„Schaffe gute Bücher in dein Haus“

Seit Mitte der fünfziger Jahre betätigte sich die Büchergilde auch zunehmend selbst wieder als Verlag und gab Originalausgaben heraus. 1956 erschien das zweibändige Lexikon der Büchergilde, das zehn Jahre später seine Fortsetzung in einer vierbändigen Ausgabe finden sollte. Auf Anregung  der Büchergilde 1958 schrieb  Golo Mann 1958 die  Deutsche Geschichte des 19. und 20. Jahrhunders.  Es folgte eine weiterer  Bestseller in Originalausgabe: das Kochbuch der Büchergilde von Grete Willinsky mit Illustrationen von Gerdhard Oberländer.

 

Regelmäßig nahm die Büchergilde am Wettbewerb Die schönsten deutschen Bücher teil und erhielt bis heute über 140 Auszeichnungen von der Stiftung Buchkunst in Frankfurt am Main. Zudem wurden ihr über 50 Medaillen von der Fördergemeinschaft Buch-Leinen verliehen sowie weitere Auszeichnungen durch die Internationale Buchkunst-Ausstellung in Leipzig, den Art Directors Club in New York, das Festival International Du Livre in Nizza, The Annual Art in New York und den Verein Buchkultur in Ludwigsburg.

 

„Ein wichtiger Faktor der Volksbildung“ Werner Hansen

Werbeflyer aus den 50er Jahren

1954 feiert die Büchergilde ihr 30jähriges Bestehen.
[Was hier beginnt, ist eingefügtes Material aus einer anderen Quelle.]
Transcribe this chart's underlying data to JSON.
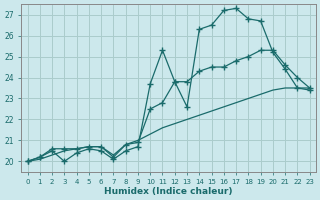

Im Vorwort zum eigens veröffentlichten Almanach wird auf den erfolgreichen Neubeginn in der Bundesrepublik hingewiesen „Wir wollen nicht verhehlen, daß bei den Gefühlen, die uns heute bewegen, auch der Stolz auf eine gute Leistung ist – auf eine Leistung, die es zu erreichen vermochte, daß die Büchergilde heute wieder, wie in den Jahren vor 1933 ein wichtiger Faktor der Volksbildung geworden ist.“ (Werner Hansen, Vorsitzender des Deutschen Gewerkschaftsbundes, 1954).

 

1957 wird die bisher monatlich erscheinende Zeitschrift „Büchergilde“ auf dicke Vierteljahrshefte mit erstmals bunten Abbildungen umgestellt. „Dieser Augenblick ist für die Büchergilde Gutenberg ein besonderer. Übergeben wir Ihnen mit dieser Ausgabe doch das erste bunte und zudem umfangreichste Heft der Büchergilde seit ihrem ersten Erscheinen im Jahre 1924. Das Gefühl, das wir dabei haben, gleicht dem eines Bergsteigers, der einen besonders schönen Gipfel bezwang … Wir sind froh, daß wir in 300.000 Bücherfreunden Begleiter haben, mit denen wir die Freude und die Früchte dieser Gipfelaussicht teilen können.“


In den fünfziger Jahren sind im Programm der Büchergilde vor allem das zweibändige Lexikon der Büchergilde und die auf Anregung der Büchergilde geschriebene Deutsche Geschichte des 19. und 20. Jahrhunderts von Golo Mann hervorzuheben. Dem informierenden Buch wird im Programm mehr und mehr Raum gegeben, so dass der Journalist Hans Peter Beuel 1958 in einem Artikel über Buchgemeinschaften feststellt, dass das Sachbuchprogramm der Büchergilde weit über die Ansprüche anderer Buchgemeinschaften hinausgeht.